Selama seminggu mereka ditahan tanpa proses peradilan. Itu sangat menyiksa batinku. Kelompok kami mulai bereaksi terhadap kepincangan hukum pemerintah ini, namun tidak ada reaksi balik. Kami merasa dibodohi. Di sini kebencian kami terhadap rezim ini semakin berkarat. Dan ketika vonis hukuman mati dijatuhkan kami hanya bisa mengutuk mereka yang berwenang, kami sempat kalap, namun sia-sia saja, penangkapan anggota-anggota kami semakin meluas. Gerak kami dipersempit. 

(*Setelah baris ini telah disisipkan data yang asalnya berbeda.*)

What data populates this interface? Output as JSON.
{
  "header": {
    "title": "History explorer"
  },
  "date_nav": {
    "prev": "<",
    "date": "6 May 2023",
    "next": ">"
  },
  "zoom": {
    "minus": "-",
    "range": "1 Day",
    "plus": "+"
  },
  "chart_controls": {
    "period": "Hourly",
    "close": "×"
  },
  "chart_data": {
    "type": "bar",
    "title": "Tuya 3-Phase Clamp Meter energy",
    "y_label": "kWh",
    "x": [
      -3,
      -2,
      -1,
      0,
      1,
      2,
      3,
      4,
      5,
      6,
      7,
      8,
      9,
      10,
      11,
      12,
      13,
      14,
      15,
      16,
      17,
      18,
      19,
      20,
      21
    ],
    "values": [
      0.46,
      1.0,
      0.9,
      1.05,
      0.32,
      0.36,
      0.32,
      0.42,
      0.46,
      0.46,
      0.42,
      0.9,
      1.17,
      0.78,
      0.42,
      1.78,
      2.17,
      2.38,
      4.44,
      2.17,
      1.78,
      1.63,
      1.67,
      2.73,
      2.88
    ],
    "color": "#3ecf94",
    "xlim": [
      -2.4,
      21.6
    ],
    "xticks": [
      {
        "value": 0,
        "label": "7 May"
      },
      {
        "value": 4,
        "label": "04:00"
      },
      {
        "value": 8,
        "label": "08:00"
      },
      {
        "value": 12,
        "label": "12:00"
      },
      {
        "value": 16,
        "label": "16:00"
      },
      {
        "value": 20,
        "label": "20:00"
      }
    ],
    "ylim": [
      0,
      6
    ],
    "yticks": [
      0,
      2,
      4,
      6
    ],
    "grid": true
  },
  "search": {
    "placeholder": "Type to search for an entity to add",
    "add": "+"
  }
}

Rezim ini memang kejam. Menggilas kami dengan roda-roda militerisme yang kejam dan kaku. Sejak awal berdirinya kekuatan busuk ini, kami mulai terorganisir oleh sesuatu yang menjijikkan. Kami hidup dinaungi ketakutan akan drakula-drakula gentayangan atau sekelompok psikopat gila, dan sampai pada suatu saat ketika masa lalu kami ditelisik sampai tuntas, mulai terlihat sebuah teori kejam yang akan segera diberlakukan. Garis keturunan kami diusut. Yang berdarah orang-orang bermasalah pada dua rezim sebelumnya mulai diperkosa hak-haknya. Tentu ini adalah sebuah masalah besar. Sejujurnya suatu tindakan yang salah mempercayai adanya dosa waris, Tuhan pun mengharamkannya. Ketika kebenaran itu coba diusung oleh para pendahulu kita dan itu gagal, apakah itu yang menyebabkan kita harus terkena getahnya???? Apakah dosa masa lalu perlu dibangkitkan lagi kepada wajah-wajah anak-anak para pendosa???? Dan sesungguhnya posisi para pendahulu kami adalah sebagai warga negara yang merindukan memanen padi di sawah sendiri, dan meminum air dari sungai kami sendiri. Sekarang kami ada di posisi yang sama. Itu tidak akan pernah berubah sampai kapan pun sampai segalanya terpenuhi. 
Ya, kini aku berdiri, di hadapan anak-anakku, sebagai ibu mereka, membiuskan doktrinasi. Tidak boleh takut, tidak boleh merengek, tidak boleh mengeluh. Haram!!! Kubisikkan pada mereka satu per satu. Bulat juga tekadku hari ini. Jangan pedulikan gas air mata, pedulikan harga dirimu yang harus kau rampas kembali, jangan kau pedulikan peluru-peluru liar menerjang, pedulikan ayah-ayahmu yang menghadap para algojo di tengah malam itu, jangan pedulikan pukulan rotan atau gelonggong kayu, pedulikan bahwa kau adalah yang berhak atas dirimu sendiri dan bukan orang lain, pedulikan nenek moyangmu yang hidup bercokol di atas tanah dosa berdarah, tanah fasis yang disumpah serapahi oleh Tuhan. Amin.
Kami berangkat, itu saja. Tenang sekali langkah kami.